Yeah, we should fear God to some extent, be afraid of hell, but that fear I think should be fear of being separated from that perfect love that we need and want so badly. Yeah, I’m afraid of the fire and stuff, whatever, not to take it lightly, but that’s all physical, and just like the physical things of this world can only satisfy superficially, not satiating the deep longing we have for that which can only be satisfied in Christ, so I think will the physical torment of hell be superficial, maybe even nothing in comparison to that deep torment we would have in knowing exactly the only thing that could ever satisfy the deepest constant longing we have and being forever separated from it. That’s hell.
Mark Moran, our Bible study leader for the summer said something I really liked.
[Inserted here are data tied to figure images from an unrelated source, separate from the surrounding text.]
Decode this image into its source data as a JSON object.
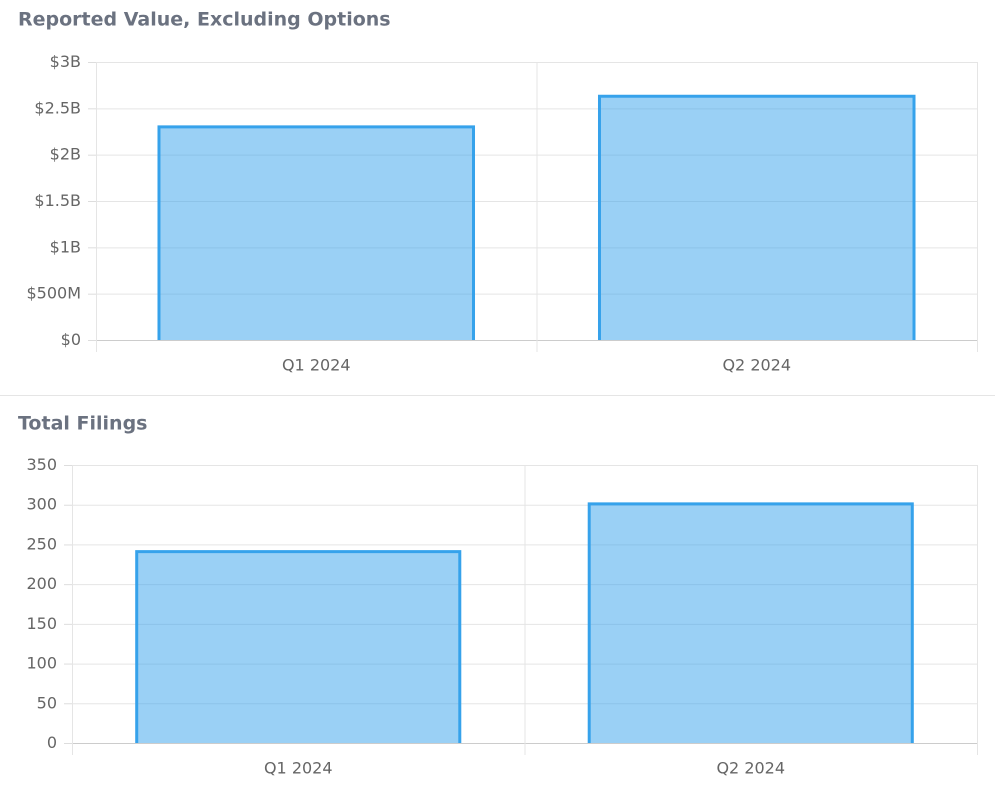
{
  "chart_data": [
    {
      "type": "bar",
      "title": "Reported Value, Excluding Options",
      "categories": [
        "Q1 2024",
        "Q2 2024"
      ],
      "values": [
        2300000000,
        2630000000
      ],
      "color": "#36a2eb",
      "ylim": [
        0,
        3000000000
      ],
      "yticks": [
        {
          "value": 0,
          "label": "$0"
        },
        {
          "value": 500000000,
          "label": "$500M"
        },
        {
          "value": 1000000000,
          "label": "$1B"
        },
        {
          "value": 1500000000,
          "label": "$1.5B"
        },
        {
          "value": 2000000000,
          "label": "$2B"
        },
        {
          "value": 2500000000,
          "label": "$2.5B"
        },
        {
          "value": 3000000000,
          "label": "$3B"
        }
      ],
      "grid": true
    },
    {
      "type": "bar",
      "title": "Total Filings",
      "categories": [
        "Q1 2024",
        "Q2 2024"
      ],
      "values": [
        241,
        301
      ],
      "color": "#36a2eb",
      "ylim": [
        0,
        350
      ],
      "yticks": [
        0,
        50,
        100,
        150,
        200,
        250,
        300,
        350
      ],
      "grid": true
    }
  ]
}
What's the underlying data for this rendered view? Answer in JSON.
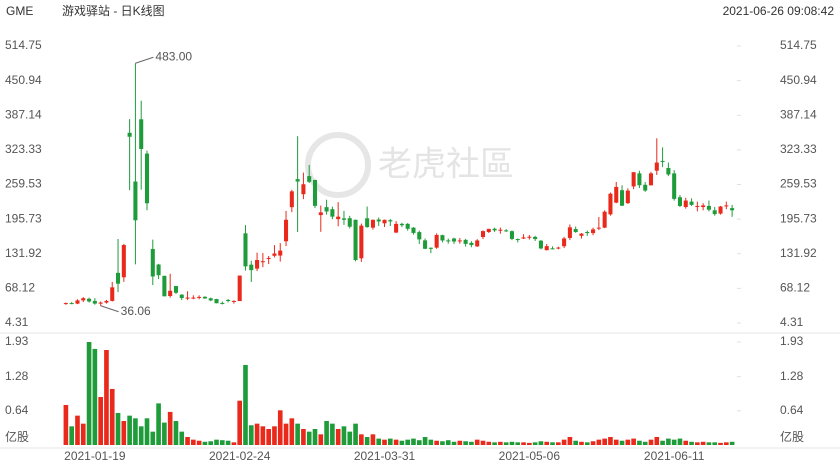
{
  "chart_data": {
    "type": "candlestick",
    "title": "GME",
    "subtitle": "游戏驿站 - 日K线图",
    "timestamp": "2021-06-26 09:08:42",
    "watermark": "老虎社區",
    "categories": [
      null,
      null,
      null,
      null,
      null,
      "2021-01-19",
      null,
      null,
      null,
      null,
      null,
      null,
      null,
      null,
      null,
      null,
      null,
      null,
      null,
      null,
      null,
      null,
      null,
      null,
      null,
      null,
      null,
      null,
      null,
      null,
      "2021-02-24",
      null,
      null,
      null,
      null,
      null,
      null,
      null,
      null,
      null,
      null,
      null,
      null,
      null,
      null,
      null,
      null,
      null,
      null,
      null,
      null,
      null,
      null,
      null,
      null,
      "2021-03-31",
      null,
      null,
      null,
      null,
      null,
      null,
      null,
      null,
      null,
      null,
      null,
      null,
      null,
      null,
      null,
      null,
      null,
      null,
      null,
      null,
      null,
      null,
      null,
      null,
      "2021-05-06",
      null,
      null,
      null,
      null,
      null,
      null,
      null,
      null,
      null,
      null,
      null,
      null,
      null,
      null,
      null,
      null,
      null,
      null,
      null,
      null,
      null,
      null,
      null,
      null,
      "2021-06-11",
      null,
      null,
      null,
      null,
      null,
      null,
      null,
      null,
      null,
      null
    ],
    "open": [
      40,
      41,
      40,
      46,
      49,
      45,
      40,
      42,
      45,
      96.73,
      88.56,
      354.83,
      265,
      379.71,
      316.56,
      140.76,
      112.01,
      91.19,
      54.04,
      72.41,
      56.61,
      50.77,
      50.01,
      50.75,
      52.66,
      49.77,
      48.49,
      41.28,
      46.69,
      44.97,
      44.7,
      169.56,
      111.79,
      104.54,
      116.93,
      122.5,
      128.17,
      128.57,
      154.89,
      217.71,
      269.43,
      241.64,
      275,
      268,
      203.16,
      217.84,
      214,
      195.73,
      197.16,
      197.5,
      194.49,
      123.49,
      197.24,
      180,
      195,
      187.99,
      193.77,
      171,
      186.99,
      187,
      180,
      171.8,
      156.61,
      143.01,
      143.14,
      166.17,
      156.52,
      160,
      155,
      157.5,
      152,
      145.5,
      162.75,
      172,
      178,
      175,
      175.01,
      173.5,
      159,
      160,
      163,
      163,
      156,
      138.5,
      141.94,
      142.5,
      145.75,
      161,
      177.5,
      165,
      172,
      170,
      180,
      180,
      204.5,
      226.07,
      249,
      225.1,
      256,
      280,
      259,
      258,
      285,
      303,
      290,
      280,
      236,
      218,
      228,
      220,
      218,
      220,
      212,
      206,
      220,
      216
    ],
    "high": [
      42,
      43,
      48,
      52,
      51,
      50,
      44,
      47,
      80,
      159.18,
      150,
      380,
      483,
      413.98,
      322,
      158,
      113.4,
      91.5,
      95,
      72.66,
      57.25,
      62.83,
      55.32,
      55.24,
      53.5,
      51.19,
      48.87,
      43.92,
      48.51,
      46.23,
      91.71,
      184.68,
      118.98,
      133.99,
      133.2,
      127.75,
      147.87,
      151.53,
      210.87,
      249.85,
      348.5,
      281.5,
      295.5,
      268,
      220.7,
      231.47,
      218.88,
      227,
      210.87,
      201.75,
      195,
      187.5,
      218.88,
      195,
      198.75,
      194.9,
      196,
      192,
      189,
      188.4,
      181,
      174.6,
      159.9,
      143.5,
      169.5,
      167,
      160,
      161.5,
      160.99,
      159.34,
      155,
      158.8,
      175,
      177.77,
      180,
      180.31,
      177.2,
      175,
      160,
      168,
      166.6,
      165,
      157,
      149.75,
      145.45,
      145,
      163,
      186,
      181.93,
      170,
      174.8,
      180,
      199.5,
      212,
      244.71,
      264.23,
      258,
      252.5,
      282,
      285,
      264,
      283,
      344.66,
      328,
      300,
      286,
      240,
      235,
      234,
      228,
      225,
      230,
      218,
      220,
      228,
      222
    ],
    "low": [
      38,
      39,
      39,
      43,
      42,
      38,
      36.06,
      40,
      44,
      61.13,
      80.2,
      249,
      112.25,
      250,
      212,
      74.22,
      85.25,
      53.33,
      51.09,
      58.02,
      46.52,
      46.55,
      48.22,
      48.05,
      49.04,
      44.56,
      40.65,
      38.5,
      42.4,
      40,
      44.7,
      101,
      80,
      99.97,
      107.18,
      113.12,
      125.14,
      117.5,
      146.1,
      208.51,
      172,
      232.6,
      262.27,
      216,
      172.35,
      204,
      195.65,
      182.66,
      185.1,
      178.5,
      118,
      117.01,
      180,
      176.5,
      183,
      181.18,
      183,
      170,
      181,
      174.59,
      167.2,
      150.01,
      140.4,
      133,
      141,
      153.01,
      150.52,
      150,
      150.5,
      145.14,
      144,
      144.5,
      159,
      170.1,
      172.11,
      168.83,
      172.11,
      157,
      153,
      159,
      158,
      155.5,
      140,
      138.01,
      140.01,
      140,
      142.42,
      157.01,
      170.47,
      160,
      165,
      166,
      175.5,
      179,
      202.09,
      225,
      220,
      224,
      251,
      253,
      246,
      258,
      277,
      291.51,
      275,
      230,
      218,
      215,
      220,
      210,
      212,
      210,
      202,
      204,
      214,
      200
    ],
    "close": [
      41,
      40,
      46,
      50,
      44,
      40,
      42,
      45,
      70,
      76.79,
      147.98,
      347.51,
      193.6,
      325,
      225,
      90,
      92.41,
      53.5,
      63.77,
      60,
      50.31,
      51.2,
      51.1,
      52.4,
      49.51,
      45.94,
      40.69,
      40.59,
      46,
      44.97,
      91.71,
      108.73,
      101.74,
      120.4,
      118.18,
      124.18,
      132.35,
      137.74,
      194.5,
      246.9,
      265,
      260,
      264.5,
      220.14,
      208.17,
      209.81,
      200.27,
      200.27,
      194.49,
      181.75,
      120.34,
      183.75,
      181,
      194.46,
      191.45,
      194.46,
      191.45,
      186.95,
      184.5,
      177.97,
      170.26,
      158.36,
      141.09,
      140.99,
      166.53,
      156.44,
      154.69,
      154.48,
      156.48,
      150.1,
      147.98,
      156.44,
      173.59,
      177.77,
      175,
      176.19,
      173.59,
      159.25,
      158.9,
      162,
      163.2,
      159.01,
      141.69,
      145.95,
      140.01,
      143.31,
      160.15,
      180.6,
      172,
      169,
      170,
      176.79,
      180,
      209.43,
      242.56,
      255.1,
      220.39,
      248.36,
      282.24,
      258.18,
      248.36,
      280.01,
      300,
      302.56,
      278,
      233,
      220,
      230,
      222,
      220,
      221,
      213,
      205,
      219,
      221,
      212
    ],
    "up_color": "#e8291c",
    "down_color": "#1f9c3a",
    "ylim": [
      4.31,
      514.75
    ],
    "yticks": [
      4.31,
      68.12,
      131.92,
      195.73,
      259.53,
      323.33,
      387.14,
      450.94,
      514.75
    ],
    "annotations": [
      {
        "value": 483,
        "label": "483.00"
      },
      {
        "value": 36.06,
        "label": "36.06"
      }
    ],
    "volume": {
      "unit": "亿股",
      "ylim": [
        0,
        1.93
      ],
      "yticks": [
        0.64,
        1.28,
        1.93
      ],
      "values": [
        0.75,
        0.35,
        0.55,
        0.4,
        1.93,
        1.8,
        0.9,
        1.78,
        1.05,
        0.6,
        0.45,
        0.55,
        0.5,
        0.35,
        0.5,
        0.25,
        0.78,
        0.42,
        0.62,
        0.45,
        0.25,
        0.15,
        0.1,
        0.08,
        0.06,
        0.07,
        0.1,
        0.09,
        0.08,
        0.05,
        0.83,
        1.5,
        0.37,
        0.4,
        0.35,
        0.3,
        0.35,
        0.65,
        0.4,
        0.5,
        0.4,
        0.3,
        0.25,
        0.3,
        0.2,
        0.45,
        0.4,
        0.3,
        0.35,
        0.25,
        0.4,
        0.2,
        0.15,
        0.2,
        0.12,
        0.1,
        0.12,
        0.1,
        0.08,
        0.1,
        0.12,
        0.09,
        0.15,
        0.1,
        0.08,
        0.07,
        0.09,
        0.06,
        0.08,
        0.07,
        0.06,
        0.1,
        0.08,
        0.06,
        0.05,
        0.06,
        0.05,
        0.06,
        0.05,
        0.05,
        0.04,
        0.05,
        0.07,
        0.06,
        0.05,
        0.05,
        0.1,
        0.15,
        0.08,
        0.06,
        0.05,
        0.07,
        0.1,
        0.12,
        0.15,
        0.1,
        0.08,
        0.1,
        0.12,
        0.08,
        0.06,
        0.1,
        0.15,
        0.08,
        0.12,
        0.1,
        0.12,
        0.08,
        0.06,
        0.05,
        0.06,
        0.05,
        0.05,
        0.04,
        0.05,
        0.06
      ]
    }
  }
}
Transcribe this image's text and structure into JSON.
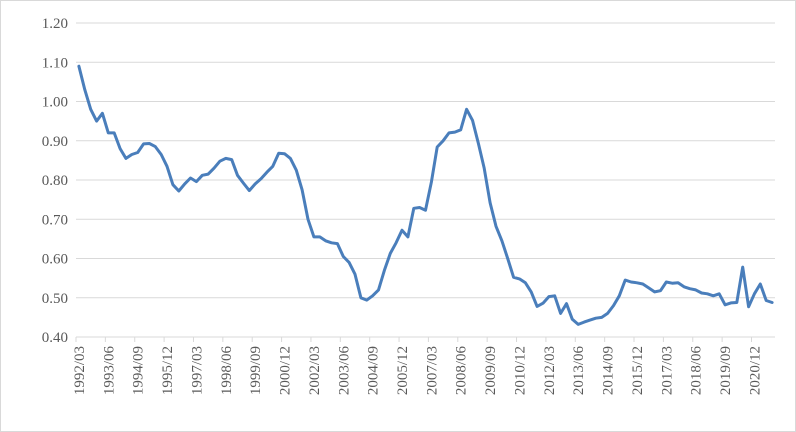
{
  "chart_data": {
    "type": "line",
    "title": "",
    "xlabel": "",
    "ylabel": "",
    "ylim": [
      0.4,
      1.2
    ],
    "y_ticks": [
      "0.40",
      "0.50",
      "0.60",
      "0.70",
      "0.80",
      "0.90",
      "1.00",
      "1.10",
      "1.20"
    ],
    "x_tick_labels": [
      "1992/03",
      "1993/06",
      "1994/09",
      "1995/12",
      "1997/03",
      "1998/06",
      "1999/09",
      "2000/12",
      "2002/03",
      "2003/06",
      "2004/09",
      "2005/12",
      "2007/03",
      "2008/06",
      "2009/09",
      "2010/12",
      "2012/03",
      "2013/06",
      "2014/09",
      "2015/12",
      "2017/03",
      "2018/06",
      "2019/09",
      "2020/12"
    ],
    "x_tick_every": 5,
    "grid": "horizontal",
    "legend": "none",
    "series_color": "#4a7ebb",
    "series": [
      {
        "values": [
          1.09,
          1.03,
          0.98,
          0.95,
          0.97,
          0.92,
          0.92,
          0.88,
          0.855,
          0.865,
          0.87,
          0.892,
          0.893,
          0.885,
          0.865,
          0.835,
          0.788,
          0.772,
          0.79,
          0.805,
          0.796,
          0.812,
          0.815,
          0.83,
          0.848,
          0.855,
          0.852,
          0.812,
          0.792,
          0.773,
          0.79,
          0.803,
          0.82,
          0.835,
          0.868,
          0.867,
          0.855,
          0.825,
          0.775,
          0.7,
          0.655,
          0.655,
          0.645,
          0.64,
          0.638,
          0.605,
          0.59,
          0.56,
          0.5,
          0.494,
          0.505,
          0.52,
          0.57,
          0.613,
          0.64,
          0.672,
          0.655,
          0.728,
          0.73,
          0.723,
          0.795,
          0.884,
          0.9,
          0.92,
          0.922,
          0.928,
          0.98,
          0.952,
          0.893,
          0.83,
          0.742,
          0.682,
          0.645,
          0.6,
          0.552,
          0.548,
          0.538,
          0.515,
          0.478,
          0.486,
          0.503,
          0.505,
          0.46,
          0.485,
          0.445,
          0.432,
          0.438,
          0.443,
          0.448,
          0.45,
          0.46,
          0.48,
          0.505,
          0.545,
          0.54,
          0.538,
          0.535,
          0.525,
          0.515,
          0.518,
          0.54,
          0.537,
          0.538,
          0.528,
          0.523,
          0.52,
          0.512,
          0.51,
          0.505,
          0.51,
          0.482,
          0.487,
          0.488,
          0.578,
          0.477,
          0.51,
          0.535,
          0.493,
          0.488
        ]
      }
    ]
  }
}
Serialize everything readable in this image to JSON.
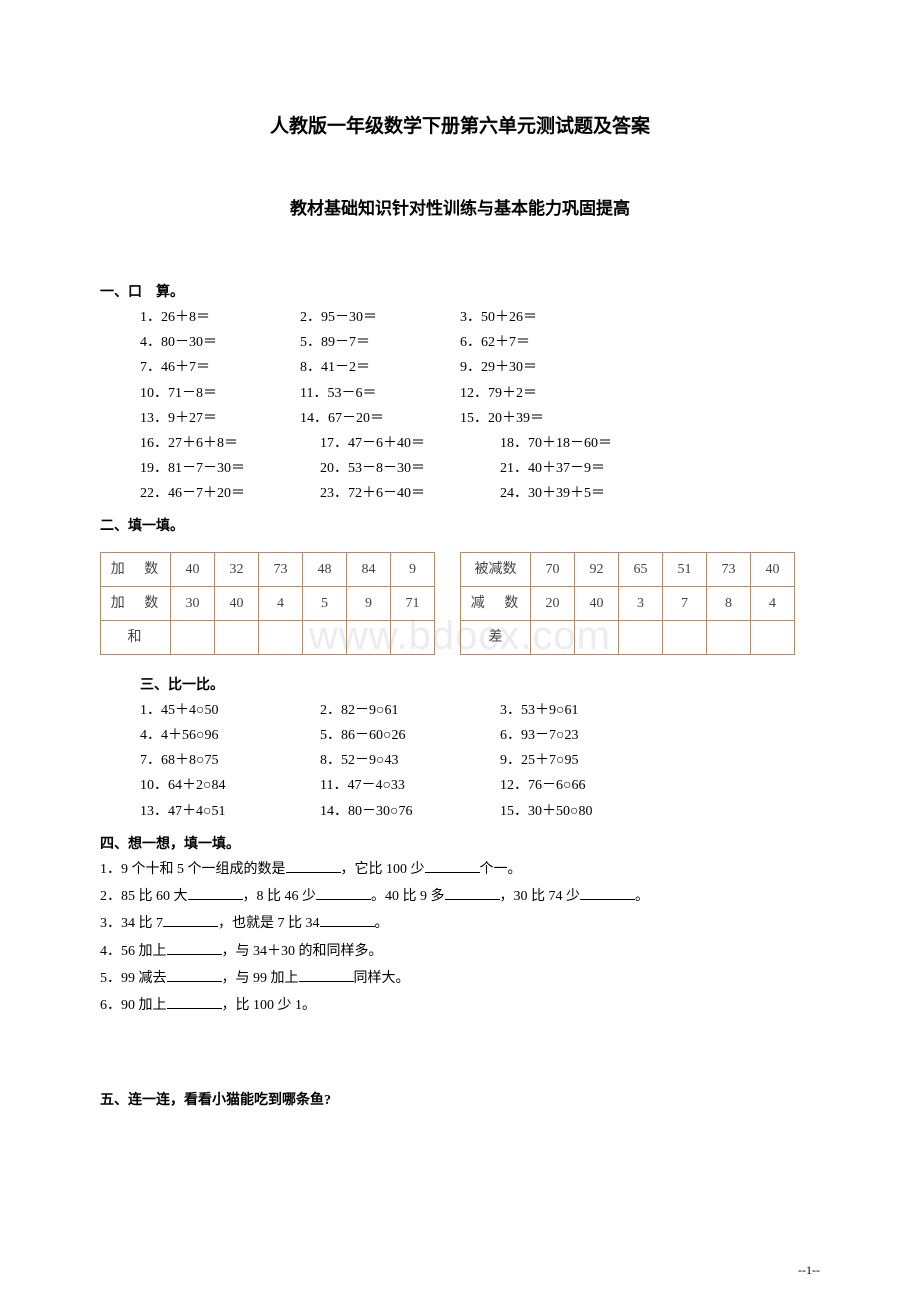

We study the Word, and it always says, you’re a sinner, repent, and believe the Good News. I always wondered, what’s the good news about knowing that I’m a sinner that needs to repent? And Mark said, it’s good news because it means you don’t have to be the way you are. Whoa. I really like that. You don’t have to be the way you are. Gosh, that is good news. I think the best lesson I’ve learned this past year is about the grace of God. I’ve been struggling so much this past year, and get so frustrated at my weakness. It’s worst when I feel I’m not even growing but rescinding. But our God is such a gracious God that He still loves us and holds us in His hands. He is such a gracious God that He will answer our prayers immediately even when we don’t deserve them. Even when we only pray when we need something, He is so gracious that He will answer our prayers. He’s so gracious that even when we sing praise songs and don’t really mean what we say, He will make that attitude come about it our lives. He is so gracious that even when the early churches were struggling with great sins and immorality, they were still His, and He used Paul to help them overcome it. He is so gracious that when it seems like in life He is taking away something or someone from You that is so dear He builds up His love in you so that you have even greater joy though you cannot understand why and feel almost guilty about, having so much joy. He is so gracious that He gives me the opportunity to lead others into true worship even though I am not worthy nor right with Him, so gracious that people actually are led into worship, and so gracious that I am encouraged by the power of God to work through weak man.
Sorry for writing so much in this stream of consciousness type deal. I doubt even Dave or Kevin made it all the way through this time without scanning and skipping through. But sometimes I just gotta write just for me, regardless of whether people can read through it or not. God loves you and has a wonderful plan for your life. Peace3.